Mick Jagger Supports Shared Services

 

Mick Jagger Supports Shared Services

Tuesday, September 27th, 2016 - 11:32
Tuesday, September 27, 2016 - 11:08
At a recent discussion of Shared Services – hosted by the Shared Services Leadership Coalition and attended by federal government officials, Hill staffers from the Hill, and industry shared services leaders – I suggested that Mick Jagger was an ally of shared services.

The breakfast included four presentations about different shared services related topics.

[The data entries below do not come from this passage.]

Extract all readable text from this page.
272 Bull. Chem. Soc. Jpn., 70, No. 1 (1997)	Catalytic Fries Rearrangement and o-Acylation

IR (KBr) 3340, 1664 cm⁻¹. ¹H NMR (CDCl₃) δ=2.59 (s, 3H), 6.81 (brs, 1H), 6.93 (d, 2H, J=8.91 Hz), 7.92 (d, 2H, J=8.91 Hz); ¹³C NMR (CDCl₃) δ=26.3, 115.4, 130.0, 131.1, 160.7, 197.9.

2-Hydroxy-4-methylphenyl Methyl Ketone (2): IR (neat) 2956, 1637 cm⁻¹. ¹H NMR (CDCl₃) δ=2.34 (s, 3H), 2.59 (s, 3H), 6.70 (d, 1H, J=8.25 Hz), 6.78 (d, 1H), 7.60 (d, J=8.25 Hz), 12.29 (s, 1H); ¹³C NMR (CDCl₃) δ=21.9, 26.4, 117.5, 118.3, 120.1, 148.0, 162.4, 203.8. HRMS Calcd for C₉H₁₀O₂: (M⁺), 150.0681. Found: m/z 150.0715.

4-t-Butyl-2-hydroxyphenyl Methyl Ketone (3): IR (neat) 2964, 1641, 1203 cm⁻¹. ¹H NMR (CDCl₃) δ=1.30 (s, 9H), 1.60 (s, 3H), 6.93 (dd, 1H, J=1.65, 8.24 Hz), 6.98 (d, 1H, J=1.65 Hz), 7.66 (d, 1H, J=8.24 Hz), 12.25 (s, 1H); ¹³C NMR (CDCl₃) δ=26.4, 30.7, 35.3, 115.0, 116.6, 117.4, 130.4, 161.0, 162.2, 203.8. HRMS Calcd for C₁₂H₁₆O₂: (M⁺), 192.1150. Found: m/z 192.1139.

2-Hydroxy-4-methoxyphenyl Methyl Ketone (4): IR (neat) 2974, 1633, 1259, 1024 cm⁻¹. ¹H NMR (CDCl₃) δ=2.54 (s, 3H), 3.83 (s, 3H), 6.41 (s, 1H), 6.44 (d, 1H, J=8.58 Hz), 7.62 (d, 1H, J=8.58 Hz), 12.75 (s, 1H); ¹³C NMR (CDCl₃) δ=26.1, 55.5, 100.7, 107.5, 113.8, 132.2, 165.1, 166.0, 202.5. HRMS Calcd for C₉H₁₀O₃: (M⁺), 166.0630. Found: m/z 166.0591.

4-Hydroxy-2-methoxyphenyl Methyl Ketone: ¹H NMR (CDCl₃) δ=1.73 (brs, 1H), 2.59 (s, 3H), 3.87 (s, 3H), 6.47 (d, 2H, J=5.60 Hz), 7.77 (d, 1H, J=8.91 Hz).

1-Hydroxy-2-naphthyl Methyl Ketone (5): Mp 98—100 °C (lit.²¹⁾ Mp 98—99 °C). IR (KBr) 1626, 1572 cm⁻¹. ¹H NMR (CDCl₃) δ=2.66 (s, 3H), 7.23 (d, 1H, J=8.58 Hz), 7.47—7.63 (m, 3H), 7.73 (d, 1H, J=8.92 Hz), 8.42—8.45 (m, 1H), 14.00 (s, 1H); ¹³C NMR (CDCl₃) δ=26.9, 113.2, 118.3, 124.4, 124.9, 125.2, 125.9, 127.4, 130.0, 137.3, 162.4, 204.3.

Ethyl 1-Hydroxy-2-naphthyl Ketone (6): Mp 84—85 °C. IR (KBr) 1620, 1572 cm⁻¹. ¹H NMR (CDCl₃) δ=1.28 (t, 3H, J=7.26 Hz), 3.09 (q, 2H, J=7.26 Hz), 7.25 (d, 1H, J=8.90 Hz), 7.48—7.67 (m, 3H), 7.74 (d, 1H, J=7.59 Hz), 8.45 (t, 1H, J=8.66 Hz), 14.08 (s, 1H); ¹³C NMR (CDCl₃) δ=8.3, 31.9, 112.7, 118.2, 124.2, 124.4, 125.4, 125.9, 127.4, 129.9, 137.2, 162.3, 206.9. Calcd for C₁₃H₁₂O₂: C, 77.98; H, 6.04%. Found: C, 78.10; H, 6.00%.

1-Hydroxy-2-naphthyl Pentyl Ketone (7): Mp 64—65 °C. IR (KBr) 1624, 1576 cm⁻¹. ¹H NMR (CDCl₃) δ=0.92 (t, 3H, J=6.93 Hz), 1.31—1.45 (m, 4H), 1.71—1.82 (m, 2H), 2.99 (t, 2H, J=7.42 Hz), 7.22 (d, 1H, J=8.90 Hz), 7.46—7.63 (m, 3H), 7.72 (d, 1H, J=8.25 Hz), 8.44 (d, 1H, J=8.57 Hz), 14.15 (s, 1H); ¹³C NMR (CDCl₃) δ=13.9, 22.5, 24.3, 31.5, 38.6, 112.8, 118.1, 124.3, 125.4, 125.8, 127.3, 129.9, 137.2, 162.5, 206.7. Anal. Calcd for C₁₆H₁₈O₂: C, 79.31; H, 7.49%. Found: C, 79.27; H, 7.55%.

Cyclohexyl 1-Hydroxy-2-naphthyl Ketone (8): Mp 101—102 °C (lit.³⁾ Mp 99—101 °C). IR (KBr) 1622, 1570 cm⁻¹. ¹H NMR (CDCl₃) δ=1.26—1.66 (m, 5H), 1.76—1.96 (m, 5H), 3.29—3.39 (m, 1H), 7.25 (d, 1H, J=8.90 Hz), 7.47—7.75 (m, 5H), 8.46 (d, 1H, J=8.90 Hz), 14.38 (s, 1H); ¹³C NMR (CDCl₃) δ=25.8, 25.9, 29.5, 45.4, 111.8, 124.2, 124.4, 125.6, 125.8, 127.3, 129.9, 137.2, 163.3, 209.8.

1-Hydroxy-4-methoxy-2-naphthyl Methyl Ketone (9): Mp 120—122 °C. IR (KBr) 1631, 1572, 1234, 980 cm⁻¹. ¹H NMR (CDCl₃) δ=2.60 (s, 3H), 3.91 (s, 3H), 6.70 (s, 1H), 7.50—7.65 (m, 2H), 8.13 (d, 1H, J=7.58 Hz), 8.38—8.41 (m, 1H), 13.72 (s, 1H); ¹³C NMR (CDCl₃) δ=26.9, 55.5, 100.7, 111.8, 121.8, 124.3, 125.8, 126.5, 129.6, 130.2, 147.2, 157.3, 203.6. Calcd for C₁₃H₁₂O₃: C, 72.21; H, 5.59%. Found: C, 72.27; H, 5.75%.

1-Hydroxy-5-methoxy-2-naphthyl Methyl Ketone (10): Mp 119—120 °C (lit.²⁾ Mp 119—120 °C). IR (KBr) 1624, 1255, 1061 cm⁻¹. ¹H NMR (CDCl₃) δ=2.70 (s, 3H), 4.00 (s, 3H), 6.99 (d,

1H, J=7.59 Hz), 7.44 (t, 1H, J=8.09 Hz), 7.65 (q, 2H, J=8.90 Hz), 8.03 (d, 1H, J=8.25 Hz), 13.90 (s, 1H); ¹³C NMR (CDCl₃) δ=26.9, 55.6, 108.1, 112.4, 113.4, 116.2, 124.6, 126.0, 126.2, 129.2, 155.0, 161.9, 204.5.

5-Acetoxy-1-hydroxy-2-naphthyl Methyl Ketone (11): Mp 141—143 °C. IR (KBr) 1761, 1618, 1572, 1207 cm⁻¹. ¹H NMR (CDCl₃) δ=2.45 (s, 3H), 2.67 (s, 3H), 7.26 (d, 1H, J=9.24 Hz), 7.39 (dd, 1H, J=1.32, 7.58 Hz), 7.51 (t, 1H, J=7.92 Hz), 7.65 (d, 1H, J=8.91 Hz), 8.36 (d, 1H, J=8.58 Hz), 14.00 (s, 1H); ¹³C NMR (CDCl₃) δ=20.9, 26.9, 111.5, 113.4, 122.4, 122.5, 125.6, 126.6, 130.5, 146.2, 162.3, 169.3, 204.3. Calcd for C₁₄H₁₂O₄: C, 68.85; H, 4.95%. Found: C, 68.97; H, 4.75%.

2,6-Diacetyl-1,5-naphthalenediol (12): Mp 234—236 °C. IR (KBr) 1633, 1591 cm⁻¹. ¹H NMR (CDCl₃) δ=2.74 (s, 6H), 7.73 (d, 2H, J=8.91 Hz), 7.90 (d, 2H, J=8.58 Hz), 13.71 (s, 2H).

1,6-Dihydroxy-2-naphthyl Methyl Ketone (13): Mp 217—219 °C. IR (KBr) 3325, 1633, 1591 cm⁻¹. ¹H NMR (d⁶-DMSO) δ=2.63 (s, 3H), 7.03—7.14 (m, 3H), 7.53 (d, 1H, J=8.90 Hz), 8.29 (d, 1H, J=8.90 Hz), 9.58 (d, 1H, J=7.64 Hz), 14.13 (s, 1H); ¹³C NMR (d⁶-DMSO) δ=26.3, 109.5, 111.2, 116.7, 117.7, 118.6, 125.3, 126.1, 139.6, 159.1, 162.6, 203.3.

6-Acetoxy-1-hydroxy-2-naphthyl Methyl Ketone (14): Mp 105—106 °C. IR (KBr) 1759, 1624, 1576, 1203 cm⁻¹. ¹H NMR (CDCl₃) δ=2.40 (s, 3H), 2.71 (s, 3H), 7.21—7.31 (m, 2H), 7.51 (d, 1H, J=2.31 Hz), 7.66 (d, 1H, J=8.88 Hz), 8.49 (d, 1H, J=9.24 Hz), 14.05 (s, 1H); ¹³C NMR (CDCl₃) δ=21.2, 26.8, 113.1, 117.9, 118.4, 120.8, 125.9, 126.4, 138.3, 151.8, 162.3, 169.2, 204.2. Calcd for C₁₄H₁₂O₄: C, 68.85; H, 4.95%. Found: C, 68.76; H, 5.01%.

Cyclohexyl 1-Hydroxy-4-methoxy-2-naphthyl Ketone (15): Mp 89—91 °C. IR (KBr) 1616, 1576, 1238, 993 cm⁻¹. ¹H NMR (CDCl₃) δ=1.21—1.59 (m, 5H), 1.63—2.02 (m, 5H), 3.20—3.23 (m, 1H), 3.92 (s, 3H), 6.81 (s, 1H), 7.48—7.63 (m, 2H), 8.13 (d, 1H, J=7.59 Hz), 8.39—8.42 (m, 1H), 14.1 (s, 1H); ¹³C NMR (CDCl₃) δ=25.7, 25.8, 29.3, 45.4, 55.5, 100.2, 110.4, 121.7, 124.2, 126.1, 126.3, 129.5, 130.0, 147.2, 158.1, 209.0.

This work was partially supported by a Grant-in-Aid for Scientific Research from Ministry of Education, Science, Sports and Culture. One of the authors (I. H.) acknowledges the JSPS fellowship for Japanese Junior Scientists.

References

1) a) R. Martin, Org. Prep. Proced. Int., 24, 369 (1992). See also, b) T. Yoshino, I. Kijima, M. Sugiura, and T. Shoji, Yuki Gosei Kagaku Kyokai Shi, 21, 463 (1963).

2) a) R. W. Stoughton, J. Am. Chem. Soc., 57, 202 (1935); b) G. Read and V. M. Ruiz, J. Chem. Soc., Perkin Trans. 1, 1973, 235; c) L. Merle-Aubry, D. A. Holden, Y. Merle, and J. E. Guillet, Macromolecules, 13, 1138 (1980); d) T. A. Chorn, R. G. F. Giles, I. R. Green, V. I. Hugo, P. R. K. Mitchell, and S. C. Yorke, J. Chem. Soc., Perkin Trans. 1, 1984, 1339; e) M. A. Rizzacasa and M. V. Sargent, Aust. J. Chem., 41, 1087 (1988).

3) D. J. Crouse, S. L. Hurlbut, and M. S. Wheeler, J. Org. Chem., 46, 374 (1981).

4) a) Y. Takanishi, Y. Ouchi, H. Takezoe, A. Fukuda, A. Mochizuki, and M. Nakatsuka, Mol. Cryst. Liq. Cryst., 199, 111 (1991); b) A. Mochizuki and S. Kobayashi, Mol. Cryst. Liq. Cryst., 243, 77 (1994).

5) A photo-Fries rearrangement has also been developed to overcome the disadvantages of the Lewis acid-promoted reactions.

A review Mick Jagger’s contribution to shared services is described below, following a summary of key points raised at the breakfast.

I opened with a history of the New York Metropolitan Transportation Authority (MTA) efforts to reorganize HR and Finance, which led to the creation of a standalone Business Service Center.   As Director of MTA Shared Services Initiatives, I found that great efficiencies and savings resulted from implementing an ERP technology platform across the MTA’s eight separate companies, re-engineering business processes in HR and Finance, and training and re-deploying staff into a new and more advanced company. Lessons learned included assessing project risks and determining mitigation measures, assuring adequate staffing during transition, and realizing that agencies must facilitate change.

A speaker from the Department of Veterans Affairs (VA) then discussed HR-Smart, the VA’s HR system transformation.  HR-Smart is currently used by over 370,000 VA employees in a vast structure of clinics, offices and medical centers. The system provides interoperability across the VA, streamlines Personnel Action Request (PAR) processing, facilitates more rational and timely hiring of staff, and delivers self-service capabilities and enhanced customer service. The VA is the first federal agency to migrate to a private sector provider. The VA speaker then reviewed the case for HR-Smart, the issues related to the change of systems and culture, the significant accomplishments to date, and the drive for future improvements.

A speaker from the Cloud group of IBM described the issues relating to infrastructure and cloud. Recognizing that the transition from a server-based infrastructure to one that is cloud-based is a complicated process. He recommended that the federal government adopt a hybrid model that can accommodate the current investment in infrastructure, but enables cloud to be the solution to a digital transformation. He stressed that cloud will provide speed, flexibility, innovation and insight in the future. He also reported that cloud can increase cyber security by retiring vulnerable systems.

Finally, I then placed these three strands together in a proposed new shared services model that would move shared services from a vertical to horizontal delivery and governance approach. Currently, shared services providers contract directly for infrastructure and platform support, organizing data and business processes on an individual basis. This costly solution prohibits transporting services between providers should an agency wish to change. By standardizing infrastructure, platform and data “as a service,” providers will have to compete on service and price, and will further allow agencies to focus on their core mission. This follows the evolution of wireless telephony, including inter-operability of phone hardware and applications and the ability to transport your phone number between providers; FCC regulations requiring transportability drove the marketplace and demonstrate the role that government can play.

Now back to Mick Jagger.  Of course Jagger wasn’t really singing about government services when he penned the song “You Can’t Always Get What You Want,” but he does describe a critical dynamic that drives the change that defines shared services.

“You can’t always get what you want

But if you try some time, you just might find

You get what you need”

Shared services is about finding the right common and standard process to make an organization’s HR and finance effective and efficient. I call this the “80% rule.”  And this gets to the difference between a want and need. Primarily, “want” is subjective; “need” is objective. Organizations that have developed systems and processes over many years are often wedded to their past accomplishments, “I want to keep what has been successful for me to date.” Need on the other hand is based on analysis and science:   how can agencies share processing while ensuring that they receive mission critical services in a more timely and customer-driven operation?

One of the major takeaways from the breakfast is to focus public and private stakeholder attention on figuring out the government’s 80% common need -- thanks for the inspiration Mick.